Destination : 333 , 2 Novembre
Les jeudis de Melle Labiche
Depuis qu’on enterre plus dans l’ancien cimetière derrière l’église, on croise peu de visiteurs dans ses allées, dévorées par les mauvaises herbes. Mise à part Mademoiselle Labiche qui, de façon immuable chaque jeudi, vient entretenir les tombes de ses « chers disparus ». Une famille choisie avec soin, paisible, toujours à l’écoute de ses soliloques.
Mademoiselle Labiche est née sous X et n’a jamais pu jeter l’ancre sauf dans le vieux cimetière.
Elle remplit d’eau claire et glacée un bidon, prêté aimablement par le maire, trop heureux de bénéficier de cette aide gratuite et efficace. Cependant, en privé, il la qualifie de « zinzin ».
Le robinet du cimetière goutte toujours un peu ce qui permet aux chats errants de se désaltérer.

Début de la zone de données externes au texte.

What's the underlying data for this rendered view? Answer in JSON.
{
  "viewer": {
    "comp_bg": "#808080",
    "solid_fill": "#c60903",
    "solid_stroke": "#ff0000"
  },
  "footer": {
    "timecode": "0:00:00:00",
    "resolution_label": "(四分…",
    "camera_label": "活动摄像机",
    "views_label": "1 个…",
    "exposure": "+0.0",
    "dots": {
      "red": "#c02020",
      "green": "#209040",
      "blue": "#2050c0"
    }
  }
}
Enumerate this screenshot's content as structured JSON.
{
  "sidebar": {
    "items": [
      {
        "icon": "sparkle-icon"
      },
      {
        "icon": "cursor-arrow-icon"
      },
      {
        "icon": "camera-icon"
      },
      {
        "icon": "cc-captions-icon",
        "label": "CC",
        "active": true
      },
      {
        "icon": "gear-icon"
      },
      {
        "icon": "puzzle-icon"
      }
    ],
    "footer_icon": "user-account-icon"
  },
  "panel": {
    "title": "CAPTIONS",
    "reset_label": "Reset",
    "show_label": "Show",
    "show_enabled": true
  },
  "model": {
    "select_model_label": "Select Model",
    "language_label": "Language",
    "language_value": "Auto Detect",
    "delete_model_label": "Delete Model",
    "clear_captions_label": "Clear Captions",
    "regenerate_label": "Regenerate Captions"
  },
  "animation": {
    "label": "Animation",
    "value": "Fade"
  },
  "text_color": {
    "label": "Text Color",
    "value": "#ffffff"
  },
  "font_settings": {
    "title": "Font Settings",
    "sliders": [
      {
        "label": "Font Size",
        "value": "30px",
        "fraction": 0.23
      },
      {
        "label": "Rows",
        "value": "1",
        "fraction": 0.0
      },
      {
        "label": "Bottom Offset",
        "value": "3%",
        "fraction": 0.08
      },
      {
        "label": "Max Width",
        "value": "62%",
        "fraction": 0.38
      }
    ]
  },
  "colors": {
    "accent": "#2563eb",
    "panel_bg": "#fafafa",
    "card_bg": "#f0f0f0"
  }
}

Dans son sac en plastique sur lequel on peut lire en grosses lettres roses « Tati », elle a entassé des chiffons doux et rugueux, une brosse chiendent, un grattoir, un cube de savon de Marseille, des gants en caoutchouc, quelques outils de jardinage, un petit thermos de café.

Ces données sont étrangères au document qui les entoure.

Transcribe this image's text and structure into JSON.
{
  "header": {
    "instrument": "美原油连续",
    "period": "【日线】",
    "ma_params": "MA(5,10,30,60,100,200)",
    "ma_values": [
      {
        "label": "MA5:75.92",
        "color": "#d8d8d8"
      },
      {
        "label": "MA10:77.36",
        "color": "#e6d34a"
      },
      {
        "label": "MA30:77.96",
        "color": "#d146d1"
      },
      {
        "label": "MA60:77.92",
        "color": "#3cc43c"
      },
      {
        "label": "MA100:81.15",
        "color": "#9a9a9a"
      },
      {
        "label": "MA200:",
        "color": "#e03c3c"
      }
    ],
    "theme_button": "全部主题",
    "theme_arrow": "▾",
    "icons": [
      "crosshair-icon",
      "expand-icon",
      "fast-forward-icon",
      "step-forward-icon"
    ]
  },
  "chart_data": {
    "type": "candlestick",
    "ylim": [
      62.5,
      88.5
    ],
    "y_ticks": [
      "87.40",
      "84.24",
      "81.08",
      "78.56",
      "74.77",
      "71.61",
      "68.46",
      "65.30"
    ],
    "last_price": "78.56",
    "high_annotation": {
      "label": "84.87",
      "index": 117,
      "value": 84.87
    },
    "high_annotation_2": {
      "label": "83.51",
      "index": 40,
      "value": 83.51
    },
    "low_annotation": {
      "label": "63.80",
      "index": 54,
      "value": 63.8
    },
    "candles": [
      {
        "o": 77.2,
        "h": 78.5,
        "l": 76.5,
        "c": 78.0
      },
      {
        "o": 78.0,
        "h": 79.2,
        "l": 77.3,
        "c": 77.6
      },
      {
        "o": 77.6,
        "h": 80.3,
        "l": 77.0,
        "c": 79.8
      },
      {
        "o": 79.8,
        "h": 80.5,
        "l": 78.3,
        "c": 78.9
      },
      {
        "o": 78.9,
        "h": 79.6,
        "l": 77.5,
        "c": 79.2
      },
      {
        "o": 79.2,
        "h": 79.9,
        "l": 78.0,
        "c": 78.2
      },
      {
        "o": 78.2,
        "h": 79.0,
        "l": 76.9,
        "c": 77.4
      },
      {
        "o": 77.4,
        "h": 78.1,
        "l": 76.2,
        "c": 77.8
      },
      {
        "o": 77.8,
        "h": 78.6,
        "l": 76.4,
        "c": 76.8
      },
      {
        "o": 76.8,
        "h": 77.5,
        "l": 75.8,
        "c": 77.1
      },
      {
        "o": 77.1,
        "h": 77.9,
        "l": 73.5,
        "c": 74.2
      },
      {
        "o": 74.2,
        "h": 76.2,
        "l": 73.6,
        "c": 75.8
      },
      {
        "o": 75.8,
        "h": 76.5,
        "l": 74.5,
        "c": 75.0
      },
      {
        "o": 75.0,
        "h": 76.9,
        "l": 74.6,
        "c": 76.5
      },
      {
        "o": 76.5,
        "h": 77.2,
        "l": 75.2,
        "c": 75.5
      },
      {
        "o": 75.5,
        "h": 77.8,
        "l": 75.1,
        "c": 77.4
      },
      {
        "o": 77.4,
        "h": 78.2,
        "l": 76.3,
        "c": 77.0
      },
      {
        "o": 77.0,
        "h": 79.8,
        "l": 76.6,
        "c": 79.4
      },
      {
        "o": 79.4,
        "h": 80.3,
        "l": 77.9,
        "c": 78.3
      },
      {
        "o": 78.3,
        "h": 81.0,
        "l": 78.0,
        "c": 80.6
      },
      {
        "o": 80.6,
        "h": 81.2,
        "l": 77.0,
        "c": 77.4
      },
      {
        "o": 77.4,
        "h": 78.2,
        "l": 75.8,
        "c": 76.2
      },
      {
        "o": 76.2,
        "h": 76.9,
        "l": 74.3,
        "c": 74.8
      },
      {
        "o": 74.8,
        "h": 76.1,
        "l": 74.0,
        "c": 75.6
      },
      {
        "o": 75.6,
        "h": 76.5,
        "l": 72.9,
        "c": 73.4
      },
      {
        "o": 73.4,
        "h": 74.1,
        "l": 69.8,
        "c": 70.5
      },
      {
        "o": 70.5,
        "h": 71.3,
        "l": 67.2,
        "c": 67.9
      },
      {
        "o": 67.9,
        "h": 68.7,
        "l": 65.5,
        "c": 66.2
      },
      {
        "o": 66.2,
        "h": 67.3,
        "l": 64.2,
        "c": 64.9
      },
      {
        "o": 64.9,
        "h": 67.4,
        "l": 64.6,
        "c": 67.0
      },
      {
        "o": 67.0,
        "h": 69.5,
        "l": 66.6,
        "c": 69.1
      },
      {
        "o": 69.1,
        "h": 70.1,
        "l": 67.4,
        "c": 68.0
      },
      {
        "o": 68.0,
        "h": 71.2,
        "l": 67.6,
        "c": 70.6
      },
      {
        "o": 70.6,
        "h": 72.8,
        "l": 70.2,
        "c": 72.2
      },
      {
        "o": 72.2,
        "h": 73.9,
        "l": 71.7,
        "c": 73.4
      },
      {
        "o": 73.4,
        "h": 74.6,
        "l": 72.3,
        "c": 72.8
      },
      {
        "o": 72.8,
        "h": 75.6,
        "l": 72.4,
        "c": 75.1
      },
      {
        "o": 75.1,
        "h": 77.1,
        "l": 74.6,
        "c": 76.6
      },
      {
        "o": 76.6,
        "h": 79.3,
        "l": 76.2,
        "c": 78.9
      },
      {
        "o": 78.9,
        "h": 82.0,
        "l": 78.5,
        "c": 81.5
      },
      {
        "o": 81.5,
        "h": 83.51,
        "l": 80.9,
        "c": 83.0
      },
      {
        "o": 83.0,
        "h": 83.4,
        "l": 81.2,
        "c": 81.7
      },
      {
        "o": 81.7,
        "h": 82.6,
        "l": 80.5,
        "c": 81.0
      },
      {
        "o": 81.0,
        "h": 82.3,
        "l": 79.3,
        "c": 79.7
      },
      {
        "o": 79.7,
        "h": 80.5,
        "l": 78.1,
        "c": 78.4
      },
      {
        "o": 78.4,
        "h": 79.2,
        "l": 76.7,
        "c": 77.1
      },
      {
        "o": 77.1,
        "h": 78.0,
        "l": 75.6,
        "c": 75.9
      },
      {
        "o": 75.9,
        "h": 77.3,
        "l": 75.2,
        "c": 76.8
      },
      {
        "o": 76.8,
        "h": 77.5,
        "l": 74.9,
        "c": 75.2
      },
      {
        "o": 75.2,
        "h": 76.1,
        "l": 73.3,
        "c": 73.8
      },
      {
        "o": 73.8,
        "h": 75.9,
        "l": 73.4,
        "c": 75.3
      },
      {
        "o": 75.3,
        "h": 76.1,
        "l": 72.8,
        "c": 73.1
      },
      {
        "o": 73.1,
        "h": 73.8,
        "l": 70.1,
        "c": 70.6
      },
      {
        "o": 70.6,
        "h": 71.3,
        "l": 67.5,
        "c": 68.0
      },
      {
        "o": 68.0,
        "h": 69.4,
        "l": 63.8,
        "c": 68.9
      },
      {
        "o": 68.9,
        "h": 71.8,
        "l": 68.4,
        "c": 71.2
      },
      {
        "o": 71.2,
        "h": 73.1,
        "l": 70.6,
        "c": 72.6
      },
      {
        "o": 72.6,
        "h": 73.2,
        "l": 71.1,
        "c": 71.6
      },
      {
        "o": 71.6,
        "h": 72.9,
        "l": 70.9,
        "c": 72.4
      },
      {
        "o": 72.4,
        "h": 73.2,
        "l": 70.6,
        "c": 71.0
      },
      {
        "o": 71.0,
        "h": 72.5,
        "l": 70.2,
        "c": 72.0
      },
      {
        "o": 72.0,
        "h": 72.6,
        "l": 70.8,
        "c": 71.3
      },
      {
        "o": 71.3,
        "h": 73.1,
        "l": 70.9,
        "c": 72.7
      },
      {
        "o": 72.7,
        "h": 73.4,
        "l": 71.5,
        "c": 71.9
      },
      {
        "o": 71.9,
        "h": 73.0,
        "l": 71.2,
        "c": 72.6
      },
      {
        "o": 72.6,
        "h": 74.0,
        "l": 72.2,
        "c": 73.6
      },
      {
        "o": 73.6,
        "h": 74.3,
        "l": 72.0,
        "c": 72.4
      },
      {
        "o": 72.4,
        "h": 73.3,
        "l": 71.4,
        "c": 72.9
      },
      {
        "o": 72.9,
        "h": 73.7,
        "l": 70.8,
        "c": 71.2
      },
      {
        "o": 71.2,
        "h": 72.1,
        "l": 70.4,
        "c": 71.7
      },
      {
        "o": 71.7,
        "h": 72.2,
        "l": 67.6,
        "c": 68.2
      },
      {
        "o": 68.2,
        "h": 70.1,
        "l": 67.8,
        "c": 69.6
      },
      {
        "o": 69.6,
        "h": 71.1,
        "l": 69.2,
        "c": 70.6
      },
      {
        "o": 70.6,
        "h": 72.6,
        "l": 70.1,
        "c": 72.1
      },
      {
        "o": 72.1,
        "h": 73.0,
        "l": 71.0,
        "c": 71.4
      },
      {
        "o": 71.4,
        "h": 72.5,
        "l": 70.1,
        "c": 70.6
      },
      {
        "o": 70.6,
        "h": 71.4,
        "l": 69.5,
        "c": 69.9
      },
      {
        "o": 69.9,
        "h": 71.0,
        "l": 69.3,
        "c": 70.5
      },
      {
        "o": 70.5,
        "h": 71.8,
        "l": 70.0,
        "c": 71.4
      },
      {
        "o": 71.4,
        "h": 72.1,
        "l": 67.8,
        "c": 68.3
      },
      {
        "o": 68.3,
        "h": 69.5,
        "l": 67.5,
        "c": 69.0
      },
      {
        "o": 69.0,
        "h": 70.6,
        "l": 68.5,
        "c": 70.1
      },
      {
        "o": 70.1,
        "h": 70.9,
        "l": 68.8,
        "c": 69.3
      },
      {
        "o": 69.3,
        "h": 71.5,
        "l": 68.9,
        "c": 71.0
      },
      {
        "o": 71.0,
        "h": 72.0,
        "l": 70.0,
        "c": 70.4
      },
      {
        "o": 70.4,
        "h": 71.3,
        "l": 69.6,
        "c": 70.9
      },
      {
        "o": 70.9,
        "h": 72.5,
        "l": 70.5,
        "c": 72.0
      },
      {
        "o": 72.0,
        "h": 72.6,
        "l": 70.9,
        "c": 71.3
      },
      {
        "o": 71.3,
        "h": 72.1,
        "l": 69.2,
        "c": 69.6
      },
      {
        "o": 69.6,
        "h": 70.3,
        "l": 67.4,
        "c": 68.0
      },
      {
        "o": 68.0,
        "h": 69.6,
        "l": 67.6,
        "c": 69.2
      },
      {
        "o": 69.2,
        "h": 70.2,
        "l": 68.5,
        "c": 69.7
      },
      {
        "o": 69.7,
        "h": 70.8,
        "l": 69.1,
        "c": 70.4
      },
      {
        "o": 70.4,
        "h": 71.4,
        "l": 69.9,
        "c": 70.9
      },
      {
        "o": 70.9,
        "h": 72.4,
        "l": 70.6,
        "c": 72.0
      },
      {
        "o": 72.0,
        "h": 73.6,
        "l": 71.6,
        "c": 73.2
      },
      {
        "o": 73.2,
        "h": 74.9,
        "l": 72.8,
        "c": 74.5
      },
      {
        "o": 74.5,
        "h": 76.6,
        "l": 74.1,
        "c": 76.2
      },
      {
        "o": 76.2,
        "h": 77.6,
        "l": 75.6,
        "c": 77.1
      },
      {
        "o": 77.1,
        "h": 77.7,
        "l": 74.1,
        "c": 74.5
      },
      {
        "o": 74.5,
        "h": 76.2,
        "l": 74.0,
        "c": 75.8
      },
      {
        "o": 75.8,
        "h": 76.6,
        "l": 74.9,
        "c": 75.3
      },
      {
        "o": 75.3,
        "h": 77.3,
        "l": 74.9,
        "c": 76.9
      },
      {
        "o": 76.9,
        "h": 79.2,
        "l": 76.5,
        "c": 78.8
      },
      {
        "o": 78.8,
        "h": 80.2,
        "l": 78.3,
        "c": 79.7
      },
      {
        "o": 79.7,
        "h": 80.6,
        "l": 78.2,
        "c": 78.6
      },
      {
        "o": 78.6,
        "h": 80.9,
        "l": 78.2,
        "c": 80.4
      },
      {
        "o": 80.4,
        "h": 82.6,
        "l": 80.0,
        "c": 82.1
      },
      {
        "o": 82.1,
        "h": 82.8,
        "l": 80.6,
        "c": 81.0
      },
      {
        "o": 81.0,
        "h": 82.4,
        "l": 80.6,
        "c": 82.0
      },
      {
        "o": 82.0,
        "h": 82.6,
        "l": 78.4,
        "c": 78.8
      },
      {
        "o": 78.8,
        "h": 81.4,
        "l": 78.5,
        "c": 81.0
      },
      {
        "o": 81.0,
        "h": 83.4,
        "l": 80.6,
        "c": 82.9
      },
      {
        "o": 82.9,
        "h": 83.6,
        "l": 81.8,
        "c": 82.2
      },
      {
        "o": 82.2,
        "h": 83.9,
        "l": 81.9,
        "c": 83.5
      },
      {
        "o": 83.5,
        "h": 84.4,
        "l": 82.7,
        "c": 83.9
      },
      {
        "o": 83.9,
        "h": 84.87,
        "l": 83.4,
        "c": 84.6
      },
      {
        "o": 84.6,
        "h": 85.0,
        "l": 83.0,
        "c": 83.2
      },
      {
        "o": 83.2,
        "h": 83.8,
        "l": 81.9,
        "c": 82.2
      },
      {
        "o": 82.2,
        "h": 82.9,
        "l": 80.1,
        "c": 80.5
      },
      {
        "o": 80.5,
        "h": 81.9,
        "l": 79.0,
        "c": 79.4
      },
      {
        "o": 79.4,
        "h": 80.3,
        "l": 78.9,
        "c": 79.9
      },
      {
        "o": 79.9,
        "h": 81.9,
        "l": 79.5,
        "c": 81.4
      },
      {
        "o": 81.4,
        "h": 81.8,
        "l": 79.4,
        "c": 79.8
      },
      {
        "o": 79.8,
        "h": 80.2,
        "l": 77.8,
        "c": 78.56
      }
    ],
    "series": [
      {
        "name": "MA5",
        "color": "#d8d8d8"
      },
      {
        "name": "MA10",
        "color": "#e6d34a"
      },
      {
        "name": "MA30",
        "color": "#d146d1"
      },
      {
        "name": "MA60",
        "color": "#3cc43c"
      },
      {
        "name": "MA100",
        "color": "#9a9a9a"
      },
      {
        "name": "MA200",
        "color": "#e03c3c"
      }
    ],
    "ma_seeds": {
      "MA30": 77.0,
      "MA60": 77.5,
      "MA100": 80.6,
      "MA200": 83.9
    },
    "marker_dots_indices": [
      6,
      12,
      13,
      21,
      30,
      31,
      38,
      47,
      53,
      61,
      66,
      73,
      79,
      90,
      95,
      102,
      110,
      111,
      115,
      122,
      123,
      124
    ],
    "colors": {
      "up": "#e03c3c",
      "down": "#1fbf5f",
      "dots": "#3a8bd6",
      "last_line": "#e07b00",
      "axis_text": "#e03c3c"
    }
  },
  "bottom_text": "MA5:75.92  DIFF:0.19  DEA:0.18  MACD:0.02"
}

Le ciel est d’un gris affligeant. Le vent souffle en rafale dérageant, en garçon coléreux, les tapis de feuilles mortes et dépouillant, sans vergogne, les arbres maigres au tronc noir, de leurs derniers feuillages.

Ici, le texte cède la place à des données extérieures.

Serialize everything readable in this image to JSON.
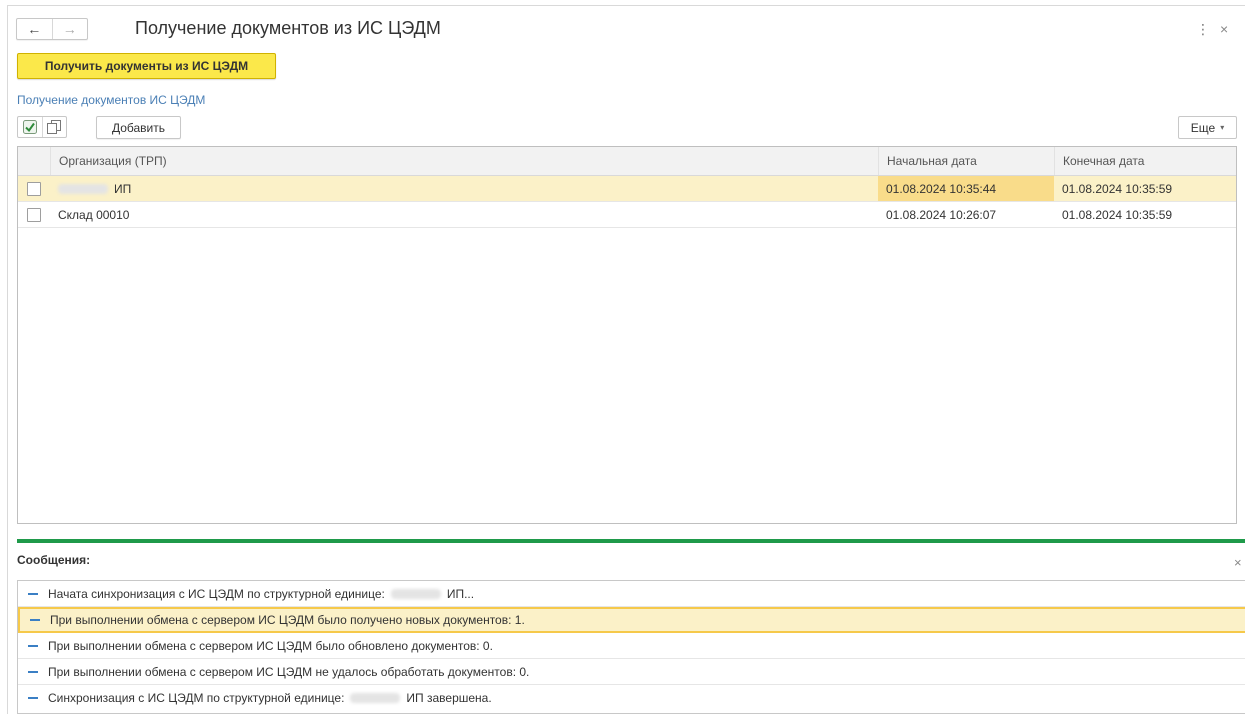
{
  "window": {
    "title": "Получение документов из ИС ЦЭДМ",
    "back_glyph": "←",
    "forward_glyph": "→",
    "more_glyph": "⋮",
    "close_glyph": "×"
  },
  "actions": {
    "main_button": "Получить документы из ИС ЦЭДМ",
    "section_link": "Получение документов ИС ЦЭДМ",
    "add_button": "Добавить",
    "more_button": "Еще",
    "more_caret": "▾"
  },
  "table": {
    "columns": [
      "Организация (ТРП)",
      "Начальная дата",
      "Конечная дата"
    ],
    "rows": [
      {
        "org": "ИП",
        "start": "01.08.2024 10:35:44",
        "end": "01.08.2024 10:35:59",
        "checked": false
      },
      {
        "org": "Склад 00010",
        "start": "01.08.2024 10:26:07",
        "end": "01.08.2024 10:35:59",
        "checked": false
      }
    ]
  },
  "messages": {
    "title": "Сообщения:",
    "close_glyph": "×",
    "items": [
      {
        "pre": "Начата синхронизация с ИС ЦЭДМ по структурной единице:",
        "post": "ИП..."
      },
      {
        "pre": "При выполнении обмена с сервером ИС ЦЭДМ было получено новых документов: 1.",
        "post": ""
      },
      {
        "pre": "При выполнении обмена с сервером ИС ЦЭДМ было обновлено документов: 0.",
        "post": ""
      },
      {
        "pre": "При выполнении обмена с сервером ИС ЦЭДМ не удалось обработать документов: 0.",
        "post": ""
      },
      {
        "pre": "Синхронизация с ИС ЦЭДМ по структурной единице:",
        "post": "ИП завершена."
      }
    ]
  },
  "colors": {
    "accent_yellow": "#fbe84a",
    "selection": "#fbf1c8",
    "green_line": "#1f9a4a",
    "link": "#4a7fb5"
  }
}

Dans quelques jours, sera la grande fête des morts et des vendeurs de chrysanthèmes de toute les formes, de toutes les couleurs. Elle s’en moque bien. Mademoiselle Labiche n’a pas besoin d’une date figée sur un calendrier pour retrouver « ses morts ».
Elle débute toujours par la tombe du colonel. La photo est presque effacée dans le médaillon scellé dans la stèle. On devine encore un képi, une moustache en guéridon. Les inscriptions ont disparu. Qu’importe. Elle sait que ce fut un héros durant l’une ou l’autre de ces monstrueuses guerres. Puis il y aura la petite Amélie, emportée par la tuberculose à dix ans, et qui sourit tout de même pour l’éternité. Viendront les autres dalles amies, rongées par le temps, mais que l’affection de Mademoiselle Labiche sauvera de l’oubli.
L’eau ruisselle sur le calcaire, le marbre et le granit donnant des reflets argentés. Une fauvette se met à chanter sa liberté.
Elle s’accorde une pause. Assise sans façon sur une tombe, elle boit à petites gorgées du café et débute un discours silencieux avec ses « chers disparus ».